Between Aug 28, 2014, and May 18, 2016, we accrued 30 eligible patients and treated them with BAT. Nine (30%; 95% CI 15–49; p<0·0001) of 30 patients achieved a PSA50 to BAT. 29 patients completed BAT and 21 proceeded to enzalutamide rechallenge, of whom 15 (52%; 95% CI 33–71; p<0·0001) achieved a PSA50 response. During BAT, the only grade 3–4 adverse event occurring in more than one patient was hypertension (three [10%] patients). Other grade 3 or worse adverse events occurring during BAT in one [3%] patient each were pulmonary embolism, myocardial infarction, urinary obstruction, gallstone, and sepsis. During enzalutamide retreatment, no grade 3–4 toxicities occurred in more than one patient. No treatment-related deaths were reported during either BAT or enzalutamide retreatment.

Interpretation

BAT is a safe therapy that resulted in responses in asymptomatic men with metastatic castration-resistant prostate cancer and also resensitisation to enzalutamide in most patients undergoing rechallenge.

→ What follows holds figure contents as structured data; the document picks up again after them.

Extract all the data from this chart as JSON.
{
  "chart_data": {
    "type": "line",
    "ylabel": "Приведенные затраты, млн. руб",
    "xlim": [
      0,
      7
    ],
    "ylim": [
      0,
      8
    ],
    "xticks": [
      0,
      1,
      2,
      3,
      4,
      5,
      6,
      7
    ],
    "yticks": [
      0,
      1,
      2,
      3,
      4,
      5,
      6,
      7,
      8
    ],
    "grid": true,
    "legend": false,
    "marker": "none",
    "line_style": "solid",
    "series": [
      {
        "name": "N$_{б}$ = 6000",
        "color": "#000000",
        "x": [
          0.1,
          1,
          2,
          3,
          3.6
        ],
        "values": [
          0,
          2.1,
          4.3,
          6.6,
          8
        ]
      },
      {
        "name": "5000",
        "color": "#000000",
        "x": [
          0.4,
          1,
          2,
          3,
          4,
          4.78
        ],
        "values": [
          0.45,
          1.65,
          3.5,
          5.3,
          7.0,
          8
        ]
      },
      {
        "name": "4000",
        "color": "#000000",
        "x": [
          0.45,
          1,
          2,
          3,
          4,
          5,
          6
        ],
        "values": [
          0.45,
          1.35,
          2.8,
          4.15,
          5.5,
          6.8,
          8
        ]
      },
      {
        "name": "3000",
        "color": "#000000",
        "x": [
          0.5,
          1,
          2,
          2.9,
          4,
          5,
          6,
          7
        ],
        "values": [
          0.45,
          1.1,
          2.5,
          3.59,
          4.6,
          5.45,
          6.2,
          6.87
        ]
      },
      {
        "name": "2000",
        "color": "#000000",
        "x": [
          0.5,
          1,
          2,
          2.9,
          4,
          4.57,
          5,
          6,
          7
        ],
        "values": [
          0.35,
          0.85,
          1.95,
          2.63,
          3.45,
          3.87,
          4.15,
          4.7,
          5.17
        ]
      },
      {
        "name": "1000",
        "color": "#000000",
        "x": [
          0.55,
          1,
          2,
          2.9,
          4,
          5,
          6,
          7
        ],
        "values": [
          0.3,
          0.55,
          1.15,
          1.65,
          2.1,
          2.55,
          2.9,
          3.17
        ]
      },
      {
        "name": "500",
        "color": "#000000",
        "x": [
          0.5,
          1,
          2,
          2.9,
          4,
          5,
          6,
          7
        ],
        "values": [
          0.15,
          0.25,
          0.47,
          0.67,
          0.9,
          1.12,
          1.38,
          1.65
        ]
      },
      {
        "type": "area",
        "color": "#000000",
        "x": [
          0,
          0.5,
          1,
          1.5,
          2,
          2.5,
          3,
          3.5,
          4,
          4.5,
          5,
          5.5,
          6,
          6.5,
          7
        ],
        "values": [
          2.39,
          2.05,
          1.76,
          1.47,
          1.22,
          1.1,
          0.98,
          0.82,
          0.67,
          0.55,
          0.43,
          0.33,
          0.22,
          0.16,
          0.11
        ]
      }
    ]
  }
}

Further studies with BAT are needed to define the potential clinical role for BAT in the management of metastatic castration-resistant prostate cancer and the optimal strategy for sequencing between androgen and antiandrogen therapies in metastatic castration-resistant prostate cancer to maximise therapeutic benefit to patients.

Funding

National Institutes of Health and National Cancer Institute.